The audience hit, which earned mixed reviews from critics, snagged 12 Drama Desk Award nominations April 27. A cast album was recorded the same day on the PS Classics label. Will Gardens bloom anew in the future?
Commercial producers flocked to the run, but as of the closing date, no future plan for the production has been announced. Star Christine Ebersole has announced in recent TV interviews that the hope and plan is for the show to have a future life on Broadway.
If it moved, its physical production (a glorious parlor of a Long Island mansion in 1941 in Act One, and its ruins in Act Two) by Allen Moyer would need to be expanded and freshly built for a Broadway house.
PS Classics was in a Manhattan recording studio April 27 with the cast of Playwrights Horizons' Grey Gardens. The world premiere recording of the new musical by Doug Wright (book), Michael Korie (lyrics) and Scott Frankel (music) is expected to be released in late summer. Tommy Krasker, co-founder of PS Classics and album producer, told Playbill.com that he expects "one very full disc. We've gone for a very expansive, and I think very satisfying, treatment of the score. Let's face it, when you have a cast like this singing this caliber of material, you hate to make a lot of trims."
Krasker also noted that PS Classics has had more e-mails to the company website since the announcement of the Grey Gardens recording than they've had for any album in the last three years. "It's quite extraordinary; we've had hundreds of people signing up for our mailing list, to learn details of the recording and release date," Krasker said.
PS Classics albums are distributed by Image Entertainment, which also handles the DVD release of the film documentary source material: "Grey Gardens."
On April 14, Playwrights Horizons announced the run's third and final extension and that the lauded performances of Christine Ebersole and Mary Louise Wilson, and the rest of director Michael Greif's cast, will be preserved on a recording by PS Classics.
Grey Gardens tells the story of Jacqueline Bouvier's aunt and cousin, Edith Beale and Edie Beale, as they face a new chapter in their wealthy lives in 1941, at their Long Island estate known as Grey Gardens (in Act One) and as they later wallow in the ruins of the manse in the 1970s (Act Two).
(Tony Award-winner Ebersole has been widely praised for her work here because in Act One she plays the wealthy 40ish matron Edith Beale, in a turn that suggests a leading lady right out a Kern operetta; by Act Two she is playing Edith's middle-aged, loopy daughter, Edie — a juicy character part that requires head and chest voice to conjure anguish, loss, sadness and madness.)
The limited engagement was previously extended to April 23, which was the latest the musical could play due to the tech schedule for Playwrights Horizons' next production, Keith Bunin's The Busy World Is Hushed.
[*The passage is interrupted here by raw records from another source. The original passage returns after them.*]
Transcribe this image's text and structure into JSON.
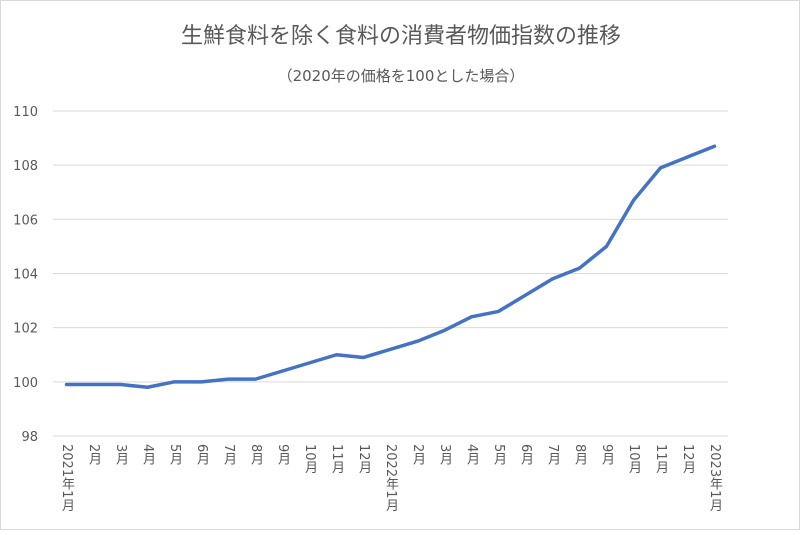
{
  "chart_data": {
    "type": "line",
    "title": "生鮮食料を除く食料の消費者物価指数の推移",
    "subtitle": "（2020年の価格を100とした場合）",
    "xlabel": "",
    "ylabel": "",
    "ylim": [
      98,
      110
    ],
    "yticks": [
      "98",
      "100",
      "102",
      "104",
      "106",
      "108",
      "110"
    ],
    "grid": true,
    "legend": "none",
    "line_color": "#4472c4",
    "grid_color": "#d9d9d9",
    "text_color": "#595959",
    "categories": [
      "2021年1月",
      "2月",
      "3月",
      "4月",
      "5月",
      "6月",
      "7月",
      "8月",
      "9月",
      "10月",
      "11月",
      "12月",
      "2022年1月",
      "2月",
      "3月",
      "4月",
      "5月",
      "6月",
      "7月",
      "8月",
      "9月",
      "10月",
      "11月",
      "12月",
      "2023年1月"
    ],
    "values": [
      99.9,
      99.9,
      99.9,
      99.8,
      100.0,
      100.0,
      100.1,
      100.1,
      100.4,
      100.7,
      101.0,
      100.9,
      101.2,
      101.5,
      101.9,
      102.4,
      102.6,
      103.2,
      103.8,
      104.2,
      105.0,
      106.7,
      107.9,
      108.3,
      108.7
    ]
  }
}
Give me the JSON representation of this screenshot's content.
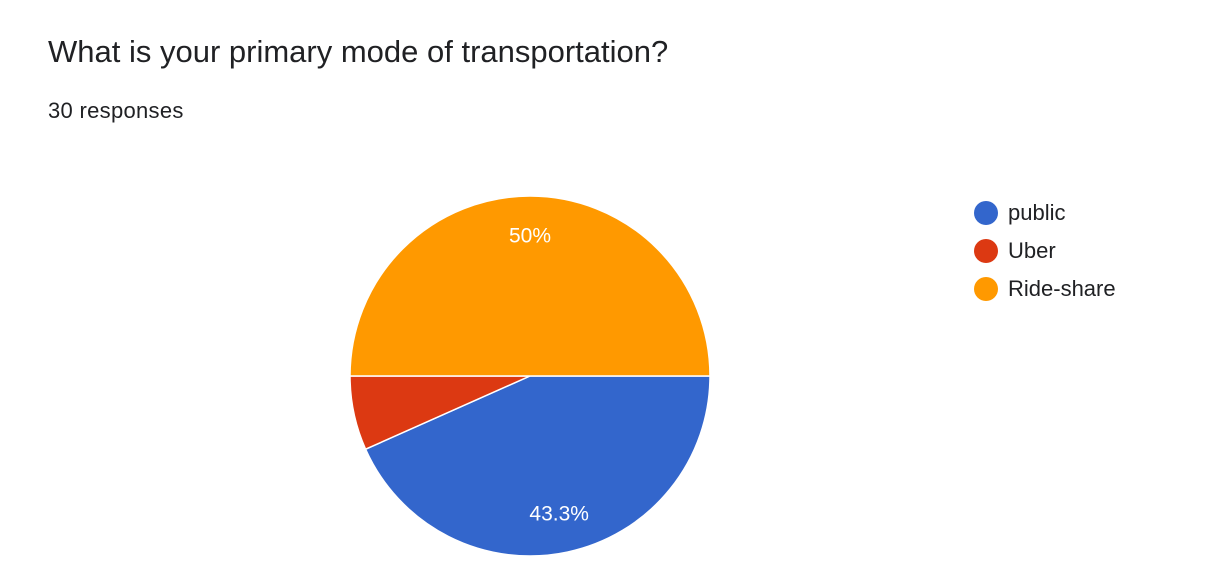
{
  "question": {
    "title": "What is your primary mode of transportation?",
    "responses": "30 responses"
  },
  "chart_data": {
    "type": "pie",
    "total_responses": 30,
    "slices": [
      {
        "label": "public",
        "value": 13,
        "percent": 43.3,
        "percent_label": "43.3%",
        "color": "#3366cc"
      },
      {
        "label": "Uber",
        "value": 2,
        "percent": 6.7,
        "percent_label": "",
        "color": "#dc3912"
      },
      {
        "label": "Ride-share",
        "value": 15,
        "percent": 50,
        "percent_label": "50%",
        "color": "#ff9900"
      }
    ],
    "legend_position": "right"
  }
}
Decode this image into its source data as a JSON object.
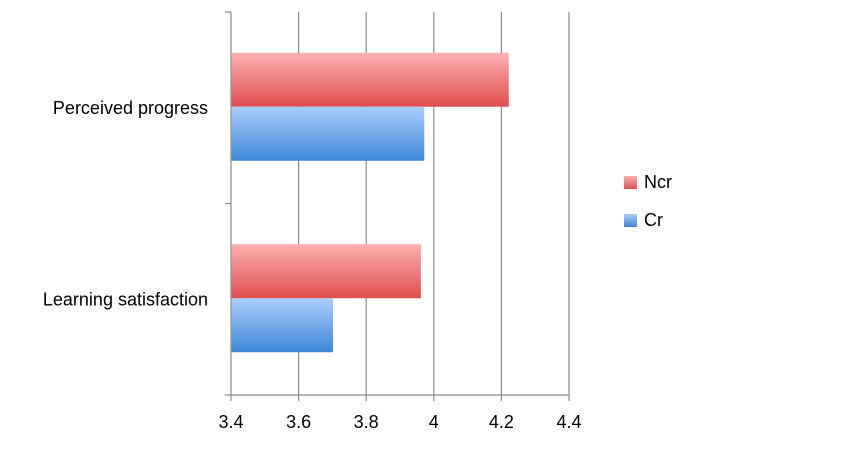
{
  "chart_data": {
    "type": "bar",
    "orientation": "horizontal",
    "categories": [
      "Perceived progress",
      "Learning satisfaction"
    ],
    "series": [
      {
        "name": "Ncr",
        "values": [
          4.22,
          3.96
        ],
        "color": "#e8585a"
      },
      {
        "name": "Cr",
        "values": [
          3.97,
          3.7
        ],
        "color": "#4a90e2"
      }
    ],
    "xlim": [
      3.4,
      4.4
    ],
    "x_ticks": [
      "3.4",
      "3.6",
      "3.8",
      "4",
      "4.2",
      "4.4"
    ],
    "x_tick_values": [
      3.4,
      3.6,
      3.8,
      4.0,
      4.2,
      4.4
    ],
    "grid": true,
    "legend_position": "right",
    "title": "",
    "xlabel": "",
    "ylabel": ""
  }
}
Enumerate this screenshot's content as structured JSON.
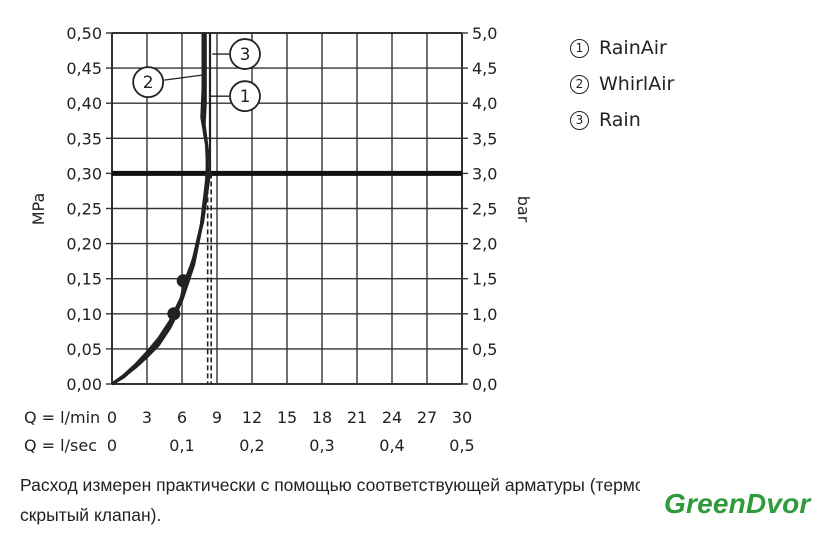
{
  "chart_data": {
    "type": "line",
    "ylabel_left": "MPa",
    "ylabel_right": "bar",
    "x_primary_label": "Q = l/min",
    "x_secondary_label": "Q = l/sec",
    "x_ticks": [
      "0",
      "3",
      "6",
      "9",
      "12",
      "15",
      "18",
      "21",
      "24",
      "27",
      "30"
    ],
    "x_secondary_ticks": [
      "0",
      "0,1",
      "0,2",
      "0,3",
      "0,4",
      "0,5"
    ],
    "y_ticks_left": [
      "0,00",
      "0,05",
      "0,10",
      "0,15",
      "0,20",
      "0,25",
      "0,30",
      "0,35",
      "0,40",
      "0,45",
      "0,50"
    ],
    "y_ticks_right": [
      "0,0",
      "0,5",
      "1,0",
      "1,5",
      "2,0",
      "2,5",
      "3,0",
      "3,5",
      "4,0",
      "4,5",
      "5,0"
    ],
    "xlim": [
      0,
      30
    ],
    "ylim": [
      0,
      0.5
    ],
    "grid": true,
    "reference_line_y": 0.3,
    "series": [
      {
        "name": "RainAir",
        "number": "1",
        "points": [
          [
            0,
            0
          ],
          [
            1,
            0.01
          ],
          [
            2,
            0.025
          ],
          [
            3,
            0.04
          ],
          [
            4,
            0.06
          ],
          [
            5,
            0.085
          ],
          [
            6,
            0.12
          ],
          [
            7,
            0.17
          ],
          [
            7.6,
            0.22
          ],
          [
            8.1,
            0.29
          ],
          [
            8.2,
            0.33
          ],
          [
            7.9,
            0.37
          ],
          [
            8.0,
            0.4
          ],
          [
            8.0,
            0.5
          ]
        ]
      },
      {
        "name": "WhirlAir",
        "number": "2",
        "points": [
          [
            0,
            0
          ],
          [
            1,
            0.012
          ],
          [
            2,
            0.027
          ],
          [
            3,
            0.045
          ],
          [
            4,
            0.065
          ],
          [
            5,
            0.09
          ],
          [
            6,
            0.125
          ],
          [
            7,
            0.18
          ],
          [
            7.7,
            0.23
          ],
          [
            8.2,
            0.3
          ],
          [
            8.1,
            0.34
          ],
          [
            7.7,
            0.38
          ],
          [
            7.8,
            0.42
          ],
          [
            7.8,
            0.5
          ]
        ]
      },
      {
        "name": "Rain",
        "number": "3",
        "points": [
          [
            0,
            0
          ],
          [
            1,
            0.01
          ],
          [
            2,
            0.023
          ],
          [
            3,
            0.038
          ],
          [
            4,
            0.055
          ],
          [
            5,
            0.08
          ],
          [
            5.6,
            0.1
          ],
          [
            6.2,
            0.145
          ],
          [
            7,
            0.18
          ],
          [
            7.8,
            0.23
          ],
          [
            8.4,
            0.3
          ],
          [
            8.4,
            0.4
          ],
          [
            8.4,
            0.5
          ]
        ]
      }
    ],
    "markers": [
      [
        5.3,
        0.1
      ],
      [
        6.1,
        0.147
      ]
    ],
    "annotations": [
      {
        "label": "1",
        "x": 11.4,
        "y": 0.41
      },
      {
        "label": "2",
        "x": 3.1,
        "y": 0.43
      },
      {
        "label": "3",
        "x": 11.4,
        "y": 0.47
      }
    ],
    "dashed_lines_x": [
      8.2,
      8.5
    ]
  },
  "legend": [
    {
      "symbol": "1",
      "label": "RainAir"
    },
    {
      "symbol": "2",
      "label": "WhirlAir"
    },
    {
      "symbol": "3",
      "label": "Rain"
    }
  ],
  "note": "Расход измерен практически с помощью соответствующей арматуры (термостат/смеситель/скрытый клапан).",
  "watermark": "GreenDvor",
  "colors": {
    "line": "#222222",
    "grid": "#333333",
    "watermark": "#2e9a3a"
  }
}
" As luck would have it," according to PH, "Grey Gardens set designer Allen Moyer also designed the set for The Busy World Is Hushed, and together with Playwrights Horizons' in-house production team, was able to figure out a schedule that would allow the musical to play one additional and final week without delaying the schedule for the Bunin play."
PS Classics, the Grammy Award-nominated record label, previously preserved the Playwrights Horizons production of My Life With Albertine on a cast album.
For updates, visit www.psclassics.com.
The production opened at PH's Mainstage on West 42nd Street March 7 after previews from Feb. 10.
Grey Gardens recently earned five Lucille Lortel Award nominations, including Best Musical. The work is also the winner of a 2006 Richard Rodgers Production Award, administered by the American Academy of Arts and Letters.
Musical staging is by Tony Award nominee Jeff Calhoun (the recent Big River, Grease!).
According to PH, "Grey Gardens concerns the deliciously eccentric aunt and cousin of Jacqueline Kennedy Onassis, who were once among the brightest names in the pre-Camelot social register, and are now East Hampton's most notorious recluses, living in a dilapidated 28-room mansion. Facing an uncertain future, Edith Bouvier Beale and her adult daughter, 'Little' Edie, are forced to revisit their storied past and come to terms with it — for better, and for worse."
The production features scenic design by Allen Moyer, costume design by William Ivey Long, lighting design by Tony Award winner Peter Kaczorowski, sound design by Brian Ronan and projections by Wendall K. Harrington. Orchestrations are by Bruce Coughlin and music director is Lawrence Yurman.